I have met the Perfect True Guru, who has done this deed.
He has given me the medicine of God's Name, and I enshrine love for the One Lord.
God has saved me, and eradicated all my sickness.
Says Nanak, God has showered me with His Mercy\; He has become my help and support.
[Guru Arjan, SGGS, 819:16]
The hot wind cannot touch you in the fires, Papa Ji, just as it could not touch you in life, because you move in the circle of God's Protection.
Captain Gurdial Singh (March 7, 1921 - November 19, 2008)
He was born to Tara Singh and Kesar Kaur in the village of Basupanu in Punjab, British India. He spent his childhood playing beneath a great Banyan tree and excelled at the top of his class in mechanics and engineering.
He joined the Indian Army at the age of 18 and fought in World War II, serving in Sudan, Ethiopia, Egypt, Libya, Iraq, Iran, and Palestine. He cheated death several times and escaped the mass riots that consumed India in the 1947 Partition.
After the war, he transferred to Kashmir, Sikkim, Bangalore, and Joshi Math, where the music of the river Ganges stirred new passions in him, and he began to write poetry.
Shortly after he survived the anti-Sikh riots of 1984 in Delhi, Papa Ji immigrated to the United States to live with his daughter Dolly and her family in California.

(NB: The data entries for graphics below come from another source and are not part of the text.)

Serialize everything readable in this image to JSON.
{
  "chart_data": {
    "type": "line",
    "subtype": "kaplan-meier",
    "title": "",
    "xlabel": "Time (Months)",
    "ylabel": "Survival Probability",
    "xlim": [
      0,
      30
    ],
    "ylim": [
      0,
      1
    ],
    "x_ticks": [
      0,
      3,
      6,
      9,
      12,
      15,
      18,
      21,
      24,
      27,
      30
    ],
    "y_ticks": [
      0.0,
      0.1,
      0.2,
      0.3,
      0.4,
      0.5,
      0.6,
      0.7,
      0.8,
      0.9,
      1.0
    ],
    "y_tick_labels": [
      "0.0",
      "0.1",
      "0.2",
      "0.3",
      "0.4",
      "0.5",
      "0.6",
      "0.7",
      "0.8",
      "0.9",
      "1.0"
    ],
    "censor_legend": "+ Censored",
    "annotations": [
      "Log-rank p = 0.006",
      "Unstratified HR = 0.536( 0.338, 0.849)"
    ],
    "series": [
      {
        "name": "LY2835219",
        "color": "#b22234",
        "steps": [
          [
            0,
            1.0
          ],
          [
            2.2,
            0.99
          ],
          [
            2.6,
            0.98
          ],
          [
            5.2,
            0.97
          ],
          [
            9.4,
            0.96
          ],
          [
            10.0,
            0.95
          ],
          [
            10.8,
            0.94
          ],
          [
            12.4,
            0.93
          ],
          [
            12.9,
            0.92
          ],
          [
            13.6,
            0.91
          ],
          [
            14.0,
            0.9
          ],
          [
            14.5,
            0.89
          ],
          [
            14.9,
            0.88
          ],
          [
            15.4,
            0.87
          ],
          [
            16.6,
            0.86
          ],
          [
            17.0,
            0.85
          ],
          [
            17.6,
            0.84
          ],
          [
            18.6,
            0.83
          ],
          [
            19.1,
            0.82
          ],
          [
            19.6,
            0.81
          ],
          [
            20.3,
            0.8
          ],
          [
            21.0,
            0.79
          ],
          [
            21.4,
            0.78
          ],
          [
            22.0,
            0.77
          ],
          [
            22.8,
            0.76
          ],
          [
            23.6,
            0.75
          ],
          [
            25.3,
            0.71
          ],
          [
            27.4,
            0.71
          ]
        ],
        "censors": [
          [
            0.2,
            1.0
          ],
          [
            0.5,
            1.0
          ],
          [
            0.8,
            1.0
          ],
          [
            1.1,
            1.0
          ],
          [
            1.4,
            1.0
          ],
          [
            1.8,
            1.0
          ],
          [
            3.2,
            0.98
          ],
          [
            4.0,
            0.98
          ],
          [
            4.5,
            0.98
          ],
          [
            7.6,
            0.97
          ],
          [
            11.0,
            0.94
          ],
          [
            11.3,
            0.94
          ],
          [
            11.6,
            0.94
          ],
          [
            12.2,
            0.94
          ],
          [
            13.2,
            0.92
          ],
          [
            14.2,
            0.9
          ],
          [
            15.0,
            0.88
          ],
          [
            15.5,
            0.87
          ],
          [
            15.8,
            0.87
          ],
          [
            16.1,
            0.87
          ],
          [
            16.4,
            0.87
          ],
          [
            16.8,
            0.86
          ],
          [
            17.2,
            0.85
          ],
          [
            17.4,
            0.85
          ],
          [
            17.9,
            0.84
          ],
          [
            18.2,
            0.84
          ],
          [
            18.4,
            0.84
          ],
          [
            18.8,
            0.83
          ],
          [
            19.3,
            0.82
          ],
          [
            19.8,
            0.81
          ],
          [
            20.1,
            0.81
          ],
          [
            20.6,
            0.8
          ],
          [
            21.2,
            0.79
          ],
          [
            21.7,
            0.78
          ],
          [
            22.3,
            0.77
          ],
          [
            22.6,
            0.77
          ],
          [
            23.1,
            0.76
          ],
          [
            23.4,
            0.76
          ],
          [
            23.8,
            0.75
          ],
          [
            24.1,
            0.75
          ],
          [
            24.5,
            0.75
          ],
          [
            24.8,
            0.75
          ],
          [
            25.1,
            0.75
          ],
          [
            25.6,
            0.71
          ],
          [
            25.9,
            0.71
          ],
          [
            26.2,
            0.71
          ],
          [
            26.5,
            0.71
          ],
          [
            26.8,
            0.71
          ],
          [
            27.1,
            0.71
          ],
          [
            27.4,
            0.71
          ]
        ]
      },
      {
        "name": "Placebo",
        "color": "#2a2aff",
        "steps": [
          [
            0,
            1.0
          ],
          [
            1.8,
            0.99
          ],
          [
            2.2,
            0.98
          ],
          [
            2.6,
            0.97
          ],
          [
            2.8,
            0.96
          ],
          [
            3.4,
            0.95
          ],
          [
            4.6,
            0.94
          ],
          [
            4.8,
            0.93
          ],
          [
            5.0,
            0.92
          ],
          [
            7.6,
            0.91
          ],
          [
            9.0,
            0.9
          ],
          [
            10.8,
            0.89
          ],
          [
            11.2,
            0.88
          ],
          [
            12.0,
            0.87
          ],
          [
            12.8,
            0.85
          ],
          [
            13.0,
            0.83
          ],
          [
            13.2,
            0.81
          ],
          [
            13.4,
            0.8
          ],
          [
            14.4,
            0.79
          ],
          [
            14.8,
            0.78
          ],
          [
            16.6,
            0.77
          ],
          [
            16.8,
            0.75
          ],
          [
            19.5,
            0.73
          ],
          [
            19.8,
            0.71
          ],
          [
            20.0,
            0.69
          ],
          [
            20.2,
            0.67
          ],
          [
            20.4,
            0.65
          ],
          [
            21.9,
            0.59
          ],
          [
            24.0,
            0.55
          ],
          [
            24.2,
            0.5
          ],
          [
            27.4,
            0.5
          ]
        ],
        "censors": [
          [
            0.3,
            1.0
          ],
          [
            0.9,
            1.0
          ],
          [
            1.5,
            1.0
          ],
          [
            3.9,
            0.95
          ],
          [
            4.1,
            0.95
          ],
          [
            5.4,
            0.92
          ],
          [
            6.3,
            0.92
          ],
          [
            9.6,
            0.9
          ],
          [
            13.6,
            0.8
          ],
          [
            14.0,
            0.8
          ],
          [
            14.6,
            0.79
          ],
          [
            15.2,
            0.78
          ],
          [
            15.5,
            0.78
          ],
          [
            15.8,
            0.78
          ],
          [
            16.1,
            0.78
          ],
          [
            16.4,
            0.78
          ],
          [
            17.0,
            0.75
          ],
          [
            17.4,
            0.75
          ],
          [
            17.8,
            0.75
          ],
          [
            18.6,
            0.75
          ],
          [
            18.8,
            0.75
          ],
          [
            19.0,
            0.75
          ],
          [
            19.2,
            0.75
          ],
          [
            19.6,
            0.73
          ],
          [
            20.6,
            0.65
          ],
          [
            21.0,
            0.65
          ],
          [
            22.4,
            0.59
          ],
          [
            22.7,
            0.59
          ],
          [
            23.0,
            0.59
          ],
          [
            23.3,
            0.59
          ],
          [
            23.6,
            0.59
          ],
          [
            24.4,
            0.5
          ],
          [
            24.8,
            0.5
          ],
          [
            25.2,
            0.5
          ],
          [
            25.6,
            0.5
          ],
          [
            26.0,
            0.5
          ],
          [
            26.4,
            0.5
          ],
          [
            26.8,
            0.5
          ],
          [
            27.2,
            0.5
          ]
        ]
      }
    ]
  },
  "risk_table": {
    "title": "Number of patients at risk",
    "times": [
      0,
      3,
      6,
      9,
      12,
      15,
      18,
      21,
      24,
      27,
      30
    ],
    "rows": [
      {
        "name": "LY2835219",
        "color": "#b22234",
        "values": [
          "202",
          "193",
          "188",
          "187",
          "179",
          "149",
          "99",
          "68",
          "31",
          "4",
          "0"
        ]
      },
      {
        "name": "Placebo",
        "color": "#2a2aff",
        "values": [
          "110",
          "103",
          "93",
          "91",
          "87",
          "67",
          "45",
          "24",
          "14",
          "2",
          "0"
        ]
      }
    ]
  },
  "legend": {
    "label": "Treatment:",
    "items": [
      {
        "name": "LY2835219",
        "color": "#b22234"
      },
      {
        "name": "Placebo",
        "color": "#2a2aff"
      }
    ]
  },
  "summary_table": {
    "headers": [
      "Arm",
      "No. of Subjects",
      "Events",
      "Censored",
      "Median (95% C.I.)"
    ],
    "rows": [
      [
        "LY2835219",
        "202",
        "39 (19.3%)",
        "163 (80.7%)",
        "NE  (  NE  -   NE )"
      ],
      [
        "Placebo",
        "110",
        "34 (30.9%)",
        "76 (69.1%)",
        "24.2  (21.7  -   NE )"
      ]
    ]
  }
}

Here he worked at the office of Senior Citizens, tended a blooming garden, read and wrote fervently, and published three books of poetry in Punjabi, Urdu, and English. His life work in poetry won many honours, including recognition by the Punjabi Literary Society of Fresno and the Punjabi University of Patiala. In 2002, Papa Ji returned to India to rebuild his family's house in Patiala, Punjab, so that his grandchildren would always have a home in their ancestral land.